To try and answer this question I collected four 1H-13C HSQCs each with a different number of scans (1,2,4,8) and t1 increments (512,256,128,64), but with the same total experimental time (11 minutes 34 seconds). The sample I used was 5% ortho-dichlorobenzene in acetone-d6, which shows two aromatic resonances. Shown below is an expansion of the aromatic resonances in the overlaid HSQCs. The spectra are offset so that all the peaks can be clearly seen. The first thing to notice is that the width of the peaks in the 1H dimension is the same in all the spectra, but the width in the 13C dimension increases as the number of slices collected decreases.
Measuring the signal to noise in a row taken through the left peak we find that increasing the number of scans increases the signal to noise, as you might expect, but a doubling of scans does not double the signal to noise. The increase is in fact much less.
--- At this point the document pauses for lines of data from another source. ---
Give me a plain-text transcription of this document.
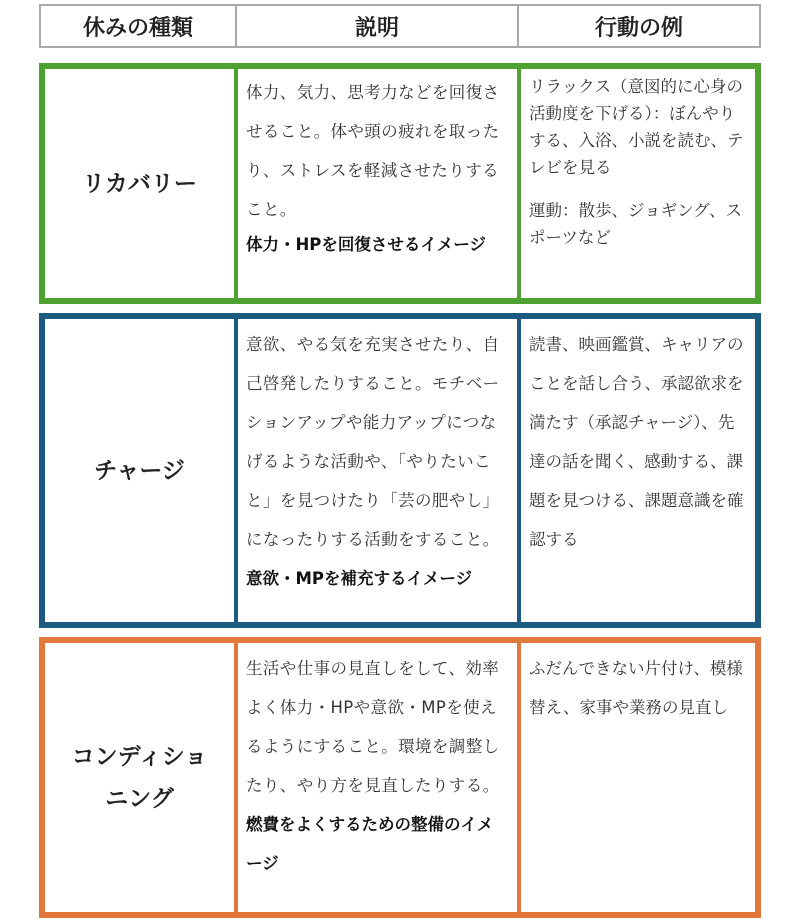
休みの種類	説明	行動の例
リカバリー
体力、気力、思考力などを回復させること。体や頭の疲れを取ったり、ストレスを軽減させたりすること。
体力・HPを回復させるイメージ
リラックス（意図的に心身の活動度を下げる）：ぼんやりする、入浴、小説を読む、テレビを見る
運動：散歩、ジョギング、スポーツなど
チャージ
意欲、やる気を充実させたり、自己啓発したりすること。モチベーションアップや能力アップにつなげるような活動や、「やりたいこと」を見つけたり「芸の肥やし」になったりする活動をすること。
意欲・MPを補充するイメージ
読書、映画鑑賞、キャリアのことを話し合う、承認欲求を満たす（承認チャージ）、先達の話を聞く、感動する、課題を見つける、課題意識を確認する
コンディショニング
生活や仕事の見直しをして、効率よく体力・HPや意欲・MPを使えるようにすること。環境を調整したり、やり方を見直したりする。
燃費をよくするための整備のイメージ
ふだんできない片付け、模様替え、家事や業務の見直し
Measuring the linewidth of the same peak in the 13C dimension we find that the linewidth scales linearly with the number of slices.
|Spectrum||Scans||Slices||1H S:N||13C linewidth (ppm)|
Since linewidth, and thus resolution, scales linearly with the number of slices, whereas signal to noise does not scale linearly with the number of scans, increasing the number of slices is a more effective use of time. In practice, you need a minimum number of scans to detect a signal and a minimum number of slices to obtain sufficient resolution for the experiment to produce useful data. If you have more time available than what is required for the bare minimum number of scans and slices then I recommend increasing the number of slices.